The note also suggests diversifying into commodities. Diversifying. As if buying two asset classes that already ripped means you're Warren Buffett spreading risk across insurance and railroads. You're not diversified. You're just late to two parties instead of one.

Goldman's position here deserves respect. They're essentially publishing a map to the exit and calling it the entrance. It's not even subtle. Asian stocks still have room to run. That's not analysis. That's a Hail Mary wrapped in a Bloomberg terminal.

Retail traders will read this and think Goldman knows something they don't. Goldman does know something. They know you're holding the bag while they're already rotating into whatever comes next. They're not buying Asian equities right now. They're writing research notes about them. Spot the difference.

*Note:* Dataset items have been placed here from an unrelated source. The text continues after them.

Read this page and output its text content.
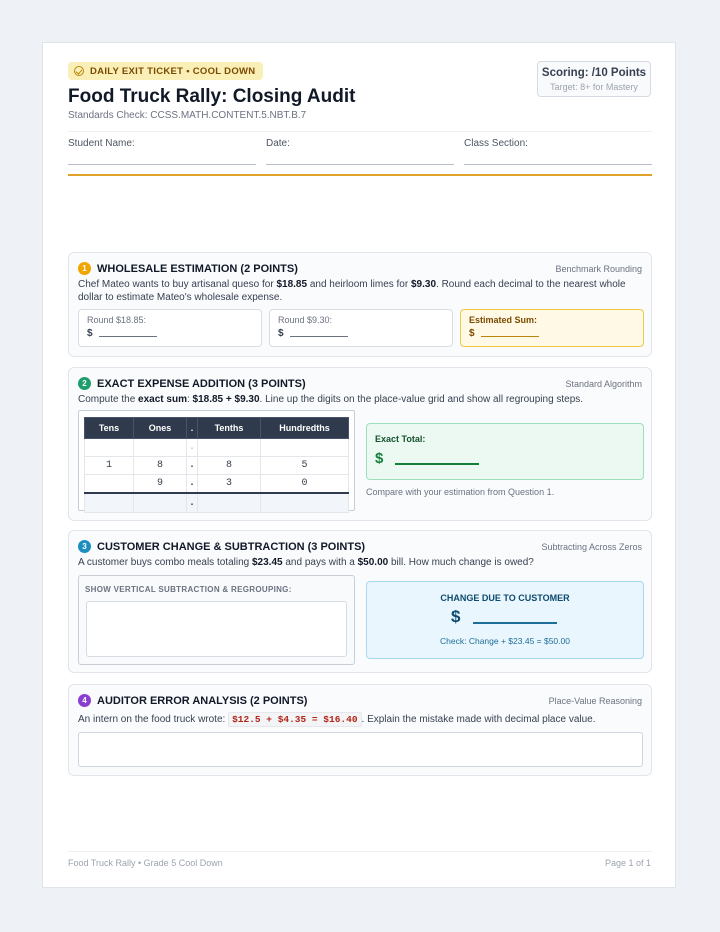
DAILY EXIT TICKET • COOL DOWN
Food Truck Rally: Closing Audit
Standards Check: CCSS.MATH.CONTENT.5.NBT.B.7
Scoring: /10 Points
Target: 8+ for Mastery
Student Name:	Date:	Class Section:
1 WHOLESALE ESTIMATION (2 POINTS)	Benchmark Rounding
Chef Mateo wants to buy artisanal queso for $18.85 and heirloom limes for $9.30. Round each decimal to the nearest whole dollar to estimate Mateo's wholesale expense.
Round $18.85:
$
Round $9.30:
$
Estimated Sum:
$
2 EXACT EXPENSE ADDITION (3 POINTS)	Standard Algorithm
Compute the exact sum: $18.85 + $9.30. Line up the digits on the place-value grid and show all regrouping steps.
Tens	Ones	.	Tenths	Hundredths
		.		
1	8	.	8	5
	9	.	3	0
		.		
Exact Total:
$
Compare with your estimation from Question 1.
3 CUSTOMER CHANGE & SUBTRACTION (3 POINTS)	Subtracting Across Zeros
A customer buys combo meals totaling $23.45 and pays with a $50.00 bill. How much change is owed?
SHOW VERTICAL SUBTRACTION & REGROUPING:
CHANGE DUE TO CUSTOMER
$
Check: Change + $23.45 = $50.00
4 AUDITOR ERROR ANALYSIS (2 POINTS)	Place-Value Reasoning
An intern on the food truck wrote: $12.5 + $4.35 = $16.40 . Explain the mistake made with decimal place value.
Food Truck Rally • Grade 5 Cool Down	Page 1 of 1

The commodities angle is even better. Commodities are notoriously easy to time and never whipsaw retail accounts into oblivion. Just ask everyone who bought crude oil ETFs in 2020 and watched them go negative. Those people are doing great. They're probably reading Goldman research right now, ready to try again.

This isn't investment advice. This is Goldman creating exit liquidity with a laser printer and a distribution list. They're not wrong about Asia or commodities. They're just not talking to you when the trade still works.